Opinions expressed by Entrepreneur contributors are their own.

There has been tremendous growth in the amount of investment capital directed towards climate change, environmental issues and sustainable investing. Annual cash flow into sustainable funds more than doubled from 2019 to 2020 and has increased tenfold since 2018. What has caused this rapid growth, and what can be expected for the future growth of sustainable investing?

A brief look back

It’s no secret that sustainable investing has continually garnered more attention over time. Since 1995, total assets held in sustainable investments have increased 25-fold. This growth has been incredibly consistent over time, as 31 of the last 32 quarters have resulted in positive quarterly cash inflows into sustainable funds. Since the third quarter of 2015, more cash has flowed into, rather than out, of sustainable investment opportunities. 

A 2020 Trends Report by the United States Forum for Sustainable and Responsible Investment noted total sustainable investment assets under management reached $17.1 trillion — a 42% increase since 2018. Alternative investment vehicles for sustainable investing have grown across the board, as the number of property funds, REITS, hedge fund assets and total investment vehicles have all increased over the past five years. Today, it’s estimated that 33% of all U.S assets under professional management are tied to sustainable investing or related to ESG practices.

Let’s investigate a few of the reasons why ESG investments have been so popular.

Investment success

One of the main catalysts for growth in sustainable investing is that investments in ESG have outperformed their counterparts. Stock performance of ESG companies have lower volatility than their peers by 28.67% while simultaneously having a positive effect on equity return by 6.12%. This was true across all 12 industries analyzed including materials, energy, food and beverage and automobiles.

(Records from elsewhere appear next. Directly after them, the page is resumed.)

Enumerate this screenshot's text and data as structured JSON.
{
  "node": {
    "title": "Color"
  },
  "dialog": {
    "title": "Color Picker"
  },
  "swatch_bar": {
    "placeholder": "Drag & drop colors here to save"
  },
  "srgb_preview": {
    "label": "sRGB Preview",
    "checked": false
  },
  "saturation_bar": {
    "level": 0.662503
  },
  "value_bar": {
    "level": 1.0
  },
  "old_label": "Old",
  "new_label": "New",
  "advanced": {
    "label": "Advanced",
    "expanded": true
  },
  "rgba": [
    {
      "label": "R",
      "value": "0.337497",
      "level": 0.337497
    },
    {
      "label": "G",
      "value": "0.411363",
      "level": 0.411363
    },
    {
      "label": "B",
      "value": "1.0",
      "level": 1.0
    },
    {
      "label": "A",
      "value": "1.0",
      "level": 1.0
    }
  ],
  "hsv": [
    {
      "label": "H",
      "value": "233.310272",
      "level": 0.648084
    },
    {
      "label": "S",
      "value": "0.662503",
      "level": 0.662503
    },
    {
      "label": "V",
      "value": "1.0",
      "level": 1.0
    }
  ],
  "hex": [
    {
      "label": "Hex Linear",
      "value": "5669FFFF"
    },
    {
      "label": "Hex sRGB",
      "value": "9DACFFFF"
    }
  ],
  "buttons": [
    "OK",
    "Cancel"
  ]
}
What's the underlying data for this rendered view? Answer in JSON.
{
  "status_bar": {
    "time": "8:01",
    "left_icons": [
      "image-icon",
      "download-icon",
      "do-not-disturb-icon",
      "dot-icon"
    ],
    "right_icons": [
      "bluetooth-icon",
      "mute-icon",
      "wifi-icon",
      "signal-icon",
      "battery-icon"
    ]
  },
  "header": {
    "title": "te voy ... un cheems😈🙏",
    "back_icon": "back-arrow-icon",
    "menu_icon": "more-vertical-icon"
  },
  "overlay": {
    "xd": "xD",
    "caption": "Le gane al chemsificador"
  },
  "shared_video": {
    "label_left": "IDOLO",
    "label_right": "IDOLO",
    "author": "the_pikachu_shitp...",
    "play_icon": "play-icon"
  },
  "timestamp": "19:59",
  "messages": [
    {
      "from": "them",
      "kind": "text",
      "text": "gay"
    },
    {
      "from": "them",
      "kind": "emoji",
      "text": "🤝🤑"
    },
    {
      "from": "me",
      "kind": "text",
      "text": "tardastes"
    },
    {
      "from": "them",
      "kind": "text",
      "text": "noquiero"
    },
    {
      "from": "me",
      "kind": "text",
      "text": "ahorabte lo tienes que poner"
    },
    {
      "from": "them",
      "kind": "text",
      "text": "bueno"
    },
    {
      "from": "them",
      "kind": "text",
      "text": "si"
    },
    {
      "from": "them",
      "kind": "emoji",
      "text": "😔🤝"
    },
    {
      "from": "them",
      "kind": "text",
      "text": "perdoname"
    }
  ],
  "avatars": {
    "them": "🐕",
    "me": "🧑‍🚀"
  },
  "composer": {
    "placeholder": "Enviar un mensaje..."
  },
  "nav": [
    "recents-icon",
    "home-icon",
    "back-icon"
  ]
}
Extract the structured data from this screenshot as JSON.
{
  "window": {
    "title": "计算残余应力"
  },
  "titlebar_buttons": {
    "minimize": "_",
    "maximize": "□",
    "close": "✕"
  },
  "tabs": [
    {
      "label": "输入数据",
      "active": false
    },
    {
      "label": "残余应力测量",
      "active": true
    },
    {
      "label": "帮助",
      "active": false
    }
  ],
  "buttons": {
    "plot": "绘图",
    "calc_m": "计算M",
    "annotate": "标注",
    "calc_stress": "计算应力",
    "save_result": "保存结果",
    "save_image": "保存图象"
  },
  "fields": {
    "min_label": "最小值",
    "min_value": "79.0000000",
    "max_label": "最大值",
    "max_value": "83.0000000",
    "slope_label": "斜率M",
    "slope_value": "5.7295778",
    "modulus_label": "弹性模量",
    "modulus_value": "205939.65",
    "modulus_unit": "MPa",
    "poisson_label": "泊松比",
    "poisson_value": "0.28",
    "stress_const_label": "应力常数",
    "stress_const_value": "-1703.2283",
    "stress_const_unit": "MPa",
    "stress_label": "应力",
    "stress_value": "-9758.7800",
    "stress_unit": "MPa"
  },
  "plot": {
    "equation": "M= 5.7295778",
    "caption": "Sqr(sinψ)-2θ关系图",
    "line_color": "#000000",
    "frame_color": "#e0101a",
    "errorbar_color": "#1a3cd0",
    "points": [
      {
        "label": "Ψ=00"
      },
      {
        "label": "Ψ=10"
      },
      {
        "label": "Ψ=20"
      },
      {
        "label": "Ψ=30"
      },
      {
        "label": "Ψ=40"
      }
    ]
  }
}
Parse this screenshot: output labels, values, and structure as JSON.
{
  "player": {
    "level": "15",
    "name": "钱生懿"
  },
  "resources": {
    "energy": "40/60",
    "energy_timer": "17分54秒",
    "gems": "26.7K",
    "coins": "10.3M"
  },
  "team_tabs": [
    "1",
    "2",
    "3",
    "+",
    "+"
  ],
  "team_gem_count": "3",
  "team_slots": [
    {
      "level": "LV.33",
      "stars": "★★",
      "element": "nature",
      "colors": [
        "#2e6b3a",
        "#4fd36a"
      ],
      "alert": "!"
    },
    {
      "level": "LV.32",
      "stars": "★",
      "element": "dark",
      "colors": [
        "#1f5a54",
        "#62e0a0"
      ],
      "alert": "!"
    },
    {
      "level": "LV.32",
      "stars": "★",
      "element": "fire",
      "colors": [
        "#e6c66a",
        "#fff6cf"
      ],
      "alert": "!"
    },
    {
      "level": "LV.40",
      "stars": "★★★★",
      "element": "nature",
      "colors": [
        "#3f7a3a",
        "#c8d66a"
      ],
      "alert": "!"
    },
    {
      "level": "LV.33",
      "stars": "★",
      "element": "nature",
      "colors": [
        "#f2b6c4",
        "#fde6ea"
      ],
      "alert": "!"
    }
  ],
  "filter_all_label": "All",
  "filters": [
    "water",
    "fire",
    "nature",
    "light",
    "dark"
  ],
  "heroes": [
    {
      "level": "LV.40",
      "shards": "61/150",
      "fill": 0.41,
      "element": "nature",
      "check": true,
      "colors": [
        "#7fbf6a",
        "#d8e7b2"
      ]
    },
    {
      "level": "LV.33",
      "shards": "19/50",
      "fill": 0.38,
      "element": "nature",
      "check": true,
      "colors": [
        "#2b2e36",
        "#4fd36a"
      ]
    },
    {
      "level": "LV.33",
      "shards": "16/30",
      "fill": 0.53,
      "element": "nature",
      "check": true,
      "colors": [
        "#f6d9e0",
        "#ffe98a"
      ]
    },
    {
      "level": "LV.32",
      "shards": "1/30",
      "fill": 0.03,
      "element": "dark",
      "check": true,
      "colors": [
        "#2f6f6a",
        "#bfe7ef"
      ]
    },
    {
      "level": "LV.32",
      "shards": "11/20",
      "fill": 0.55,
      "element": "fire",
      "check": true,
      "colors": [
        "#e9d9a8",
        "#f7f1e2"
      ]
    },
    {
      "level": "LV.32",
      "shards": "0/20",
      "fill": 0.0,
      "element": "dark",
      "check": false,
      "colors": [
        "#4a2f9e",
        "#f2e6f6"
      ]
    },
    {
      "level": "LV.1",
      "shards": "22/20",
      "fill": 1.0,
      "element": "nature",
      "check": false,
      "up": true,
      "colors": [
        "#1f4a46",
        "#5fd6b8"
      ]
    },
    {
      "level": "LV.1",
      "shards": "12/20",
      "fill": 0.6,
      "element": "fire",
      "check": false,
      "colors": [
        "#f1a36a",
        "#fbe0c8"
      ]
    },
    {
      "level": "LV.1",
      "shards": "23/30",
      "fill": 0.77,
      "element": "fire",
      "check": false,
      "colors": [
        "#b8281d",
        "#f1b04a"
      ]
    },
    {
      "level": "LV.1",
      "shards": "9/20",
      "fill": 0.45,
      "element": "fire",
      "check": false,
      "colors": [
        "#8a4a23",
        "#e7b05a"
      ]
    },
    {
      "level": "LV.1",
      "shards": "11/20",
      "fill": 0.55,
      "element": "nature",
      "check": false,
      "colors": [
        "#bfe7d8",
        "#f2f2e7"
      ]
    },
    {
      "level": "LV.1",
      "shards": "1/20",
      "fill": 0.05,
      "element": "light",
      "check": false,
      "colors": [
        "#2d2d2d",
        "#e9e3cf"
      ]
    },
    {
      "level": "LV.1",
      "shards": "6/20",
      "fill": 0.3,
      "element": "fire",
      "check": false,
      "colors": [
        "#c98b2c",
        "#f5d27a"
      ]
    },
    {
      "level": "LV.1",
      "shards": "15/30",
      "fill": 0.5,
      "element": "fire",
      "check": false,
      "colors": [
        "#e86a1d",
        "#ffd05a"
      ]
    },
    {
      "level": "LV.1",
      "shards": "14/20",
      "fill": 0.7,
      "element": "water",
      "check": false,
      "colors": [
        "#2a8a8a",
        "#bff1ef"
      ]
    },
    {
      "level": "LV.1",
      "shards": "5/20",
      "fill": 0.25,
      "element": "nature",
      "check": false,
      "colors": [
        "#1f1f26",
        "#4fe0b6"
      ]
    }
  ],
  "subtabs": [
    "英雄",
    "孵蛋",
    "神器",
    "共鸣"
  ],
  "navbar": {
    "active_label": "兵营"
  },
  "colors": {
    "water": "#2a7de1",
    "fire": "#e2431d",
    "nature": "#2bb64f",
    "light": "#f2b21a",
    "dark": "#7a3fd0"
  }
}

Illiquid real assets — including farmland — have generated higher returns than traditional investments with significantly lower volatility as well. Over the past 25 years, farmland investments have had a higher risk-adjusted return than bonds. Real assets have also proven themselves a strong hedge against inflation. An increase in crop prices typically drives inflationary economic tendencies due to an increase in an average household’s increase in spend on food. Because of this, farmland investments have historically returned more than double the CPI average. Farmland investments are more positively correlated to inflation than government bonds, gold or stocks.

Investor demand

There’s been an increasing demand from both retail and institutional investors trying to get involved with ESG assets. 80% of asset owners are increasingly embracing sustainable investing, with an additional 15% actively considering investing in the industry. Sustainable investing might’ve once been dominated by millennials, but new research shows there’s a smaller statistical difference in ESG investing preference across age groups. In a poll by Morningstar, 72% of all adults living in the United States expressed at least moderate interest in sustainable investing. 21% of those surveyed expressed high interest in ESG investing, while only 11% of adults would rather focus strictly on higher returns.

Retail investor’s attitude towards sustainable investment has been growing. 74% of financial advisors believed their clients were committed to social and environmental causes in their portfolio choices. This same survey performed two years earlier resulted in only 30% of financial advisors stating the same notion. Institutional investors are equally — if not more — interested in getting involved in sustainable investment opportunities. Over $3.4 billion of institutional equity was invested in sustainable open-end funds or ETFs during the fourth quarter of 2020 alone.

Related: The Strong Case for Wine as an Alternative Investment

Public policy and legislation

Legislation will only encourage further development in sustainable investing. Senate Democrats introduced an amendment to the Employee Retirement Income Security Act to allow fiduciaries to consider ESG factors when recommending investment strategies. House Democrats introduced the Sustainable Investment Policies Act to require large asset investment advisors to describe the ESG factors considered when making investment decisions. The Retirees Sustainable Investment Opportunities Act empowers ERISA-regulated plans to explain how the plan’s investment will address sustainable investing considerations, including climate change impacts.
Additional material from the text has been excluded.